A quel punto, divenne evidente che il negoziato andava concluso per evitare un collasso generale dei rapporti italo-jugoslavi che nessuno voleva. Di fronte ai tradizionali incagli, la soluzione sul piano del metodo venne dall’attivazione di un canale negoziale alternativo, che era già stato preparato segretamente nel 1973 dai ministri degli esteri Medici e Minić, affidandolo al Direttore Generale del Ministero dell’industria Italiano, Eugenio Carbone, ed al Sottosegretario presso il Ministero del Commercio Jugoslavo, lo Sloveno Boris Šnuderl. Una scelta del genere già lasciava intuire la preferenza dei due governi per uno spostamento dell’asse del negoziato verso il terreno delle intese economiche, decisamente più praticabile rispetto ai vicoli ciechi dei contenziosi politico-territoriali, anche se ovviamente i due negoziatori vennero assistiti da rappresentanti dei rispettivi Ministeri degli esteri.
Il canale in effetti funzionò, anche perché i due grandi nodi vennero rimossi con una scelta politica dall’alto. In coerenza con l’opinione prevalente all’interno della carriera diplomatica, il governo italiano decise di rinunciare alla compensazione simbolica in zona B, puntando invece a più concrete compensazioni di natura politica – ad esempio, sulla questione delle minoranze – ed economica. A quest’ultimo riguardo, il negoziatore italiano riprese la richiesta di ampliamento della zona industriale di Trieste in territorio jugoslavo, spostando però la ricerca dei terreni necessari dalla zona B al Carso triestino, dove il confine era già definito e dove le aree disponibili erano assai più vaste. Prese corpo in tal modo, su richiesta italiana, l’ipotesi di creare un nuovo distretto industriale alle spalle della città, destinato a risolvere il problema del mancato sviluppo di Trieste vuoi in maniera diretta – generando cioè occupazione – vuoi indiretta, mediante l’incremento dei traffici portuali. A cavaliere del confine quindi sarebbe stata ricavata una zona franca, capace di attrarre investimenti per prodotti diretti all’esportazione facendo convergere le energie imprenditoriali delle aree più dinamiche dei due Paesi, il nord Italia e quella Slovenia che non vedeva l’ora di evadere dalle gabbie del sistema comunista. Da parte sua il governo di Belgrado rinunciò sia all’estensione delle norme di tutela della minoranza slovena alla provincia di Udine, sia al droit de regard, accontentandosi di due dichiarazioni d’intenti unilaterali simmetriche.
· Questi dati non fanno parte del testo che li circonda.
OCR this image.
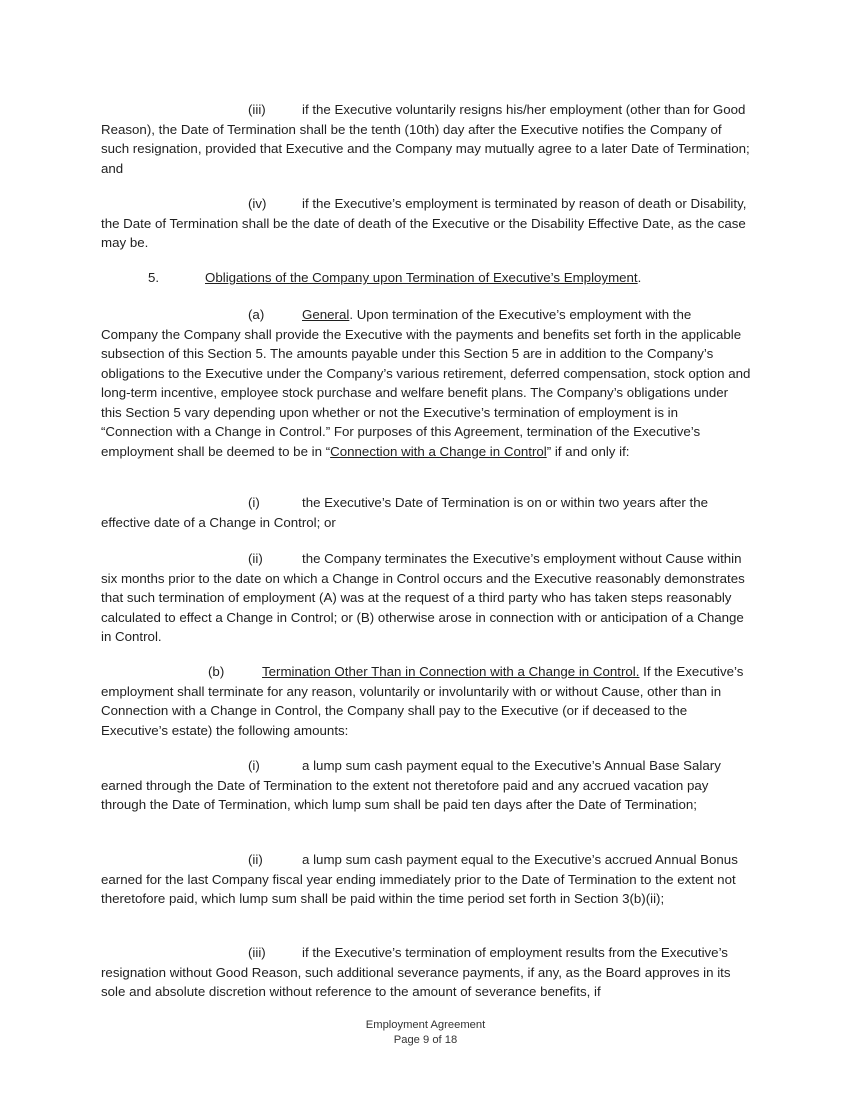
(iii)	if the Executive voluntarily resigns his/her employment (other than for Good Reason), the Date of Termination shall be the tenth (10th) day after the Executive notifies the Company of such resignation, provided that Executive and the Company may mutually agree to a later Date of Termination; and
(iv)	if the Executive’s employment is terminated by reason of death or Disability, the Date of Termination shall be the date of death of the Executive or the Disability Effective Date, as the case may be.
5.	Obligations of the Company upon Termination of Executive’s Employment.
(a)	General. Upon termination of the Executive’s employment with the Company the Company shall provide the Executive with the payments and benefits set forth in the applicable subsection of this Section 5. The amounts payable under this Section 5 are in addition to the Company’s obligations to the Executive under the Company’s various retirement, deferred compensation, stock option and long-term incentive, employee stock purchase and welfare benefit plans. The Company’s obligations under this Section 5 vary depending upon whether or not the Executive’s termination of employment is in “Connection with a Change in Control.” For purposes of this Agreement, termination of the Executive’s employment shall be deemed to be in “Connection with a Change in Control” if and only if:
(i)	the Executive’s Date of Termination is on or within two years after the effective date of a Change in Control; or
(ii)	the Company terminates the Executive’s employment without Cause within six months prior to the date on which a Change in Control occurs and the Executive reasonably demonstrates that such termination of employment (A) was at the request of a third party who has taken steps reasonably calculated to effect a Change in Control; or (B) otherwise arose in connection with or anticipation of a Change in Control.
(b)	Termination Other Than in Connection with a Change in Control. If the Executive’s employment shall terminate for any reason, voluntarily or involuntarily with or without Cause, other than in Connection with a Change in Control, the Company shall pay to the Executive (or if deceased to the Executive’s estate) the following amounts:
(i)	a lump sum cash payment equal to the Executive’s Annual Base Salary earned through the Date of Termination to the extent not theretofore paid and any accrued vacation pay through the Date of Termination, which lump sum shall be paid ten days after the Date of Termination;
(ii)	a lump sum cash payment equal to the Executive’s accrued Annual Bonus earned for the last Company fiscal year ending immediately prior to the Date of Termination to the extent not theretofore paid, which lump sum shall be paid within the time period set forth in Section 3(b)(ii);
(iii)	if the Executive’s termination of employment results from the Executive’s resignation without Good Reason, such additional severance payments, if any, as the Board approves in its sole and absolute discretion without reference to the amount of severance benefits, if
Employment Agreement
Page 9 of 18
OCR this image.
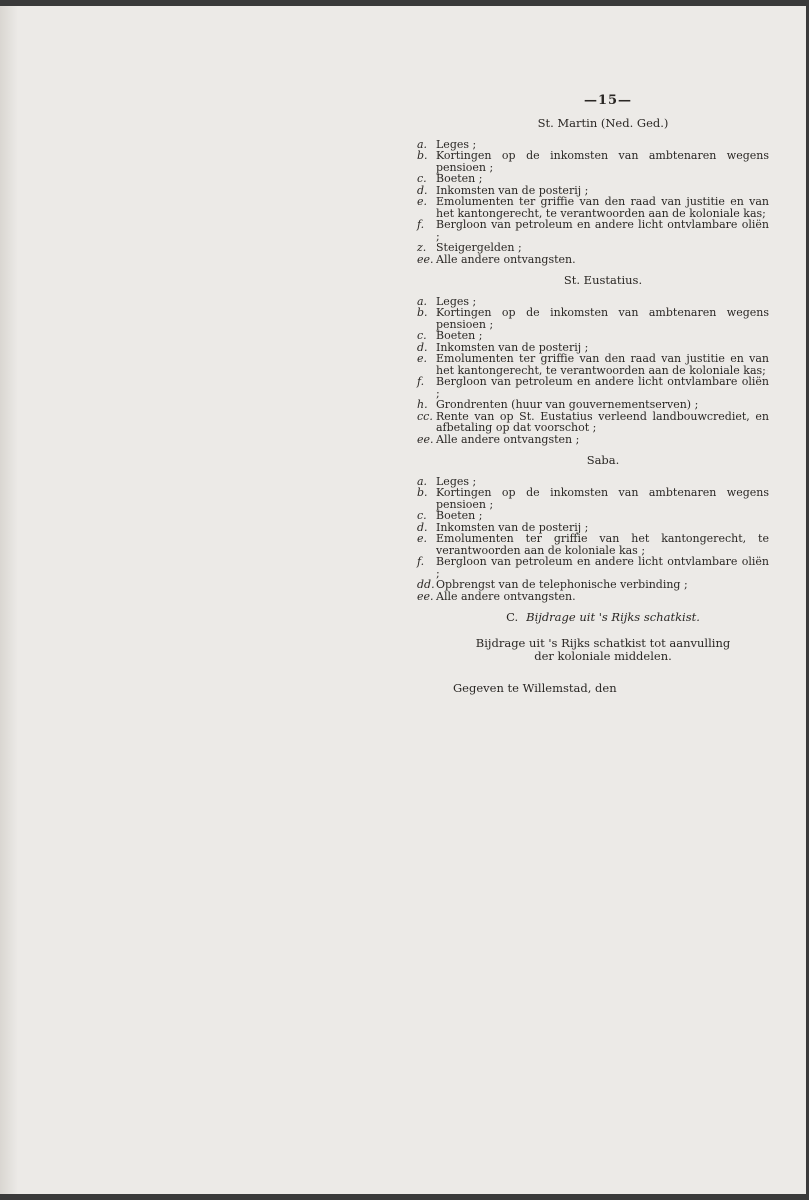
—15—
St. Martin (Ned. Ged.)
a. Leges ;
b. Kortingen op de inkomsten van ambtenaren wegens pensioen ;
c. Boeten ;
d. Inkomsten van de posterij ;
e. Emolumenten ter griffie van den raad van justitie en van het kantongerecht, te verantwoorden aan de koloniale kas;
f.	Bergloon van petroleum en andere licht ontvlambare oliën ;
z. Steigergelden ;
ee. Alle andere ontvangsten.
St. Eustatius.
a. Leges ;
b. Kortingen op de inkomsten van ambtenaren wegens pensioen ;
c. Boeten ;
d. Inkomsten van de posterij ;
e. Emolumenten ter griffie van den raad van justitie en van het kantongerecht, te verantwoorden aan de koloniale kas;
f.	Bergloon van petroleum en andere licht ontvlambare oliën ;
h. Grondrenten (huur van gouvernementserven) ;
cc. Rente van op St. Eustatius verleend landbouwcrediet, en afbetaling op dat voorschot ;
ee. Alle andere ontvangsten ;
Saba.
a. Leges ;
b. Kortingen op de inkomsten van ambtenaren wegens pensioen ;
c. Boeten ;
d. Inkomsten van de posterij ;
e. Emolumenten ter griffie van het kantongerecht, te verantwoorden aan de koloniale kas ;
f.	Bergloon van petroleum en andere licht ontvlambare oliën ;
dd. Opbrengst van de telephonische verbinding ;
ee. Alle andere ontvangsten.
C. Bijdrage uit 's Rijks schatkist.
Bijdrage uit 's Rijks schatkist tot aanvulling
der koloniale middelen.
Gegeven te Willemstad, den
Alla fine del 1974 l’accordo era quindi raggiunto, ma dapprima la caduta del quinto governo Rumor e poi la richiesta italiana di attendere le elezioni amministrative del giugno1975, fecero slittare la ratifica parlamentare appena all’autunno. Di conseguenza, la firma giunse il 10 novembre in quel di Osimo.
Le cancellerie occidentali applaudirono, i due governi s’industriarono a presentare l’accordo come il primo raggiunto nello “spirito di Helsinki”, anche se un legame diretto fra il negoziato italo-jugoslavo e quello per la CSCE non c’era mai stato; l’URSS abbozzò; l’opinione pubblica italiana quasi non si accorse dell’accaduto, mentre quella locale triestina protestò, com’era largamente previsto, ma in una misura ed in forme che sorpresero un po’ tutti.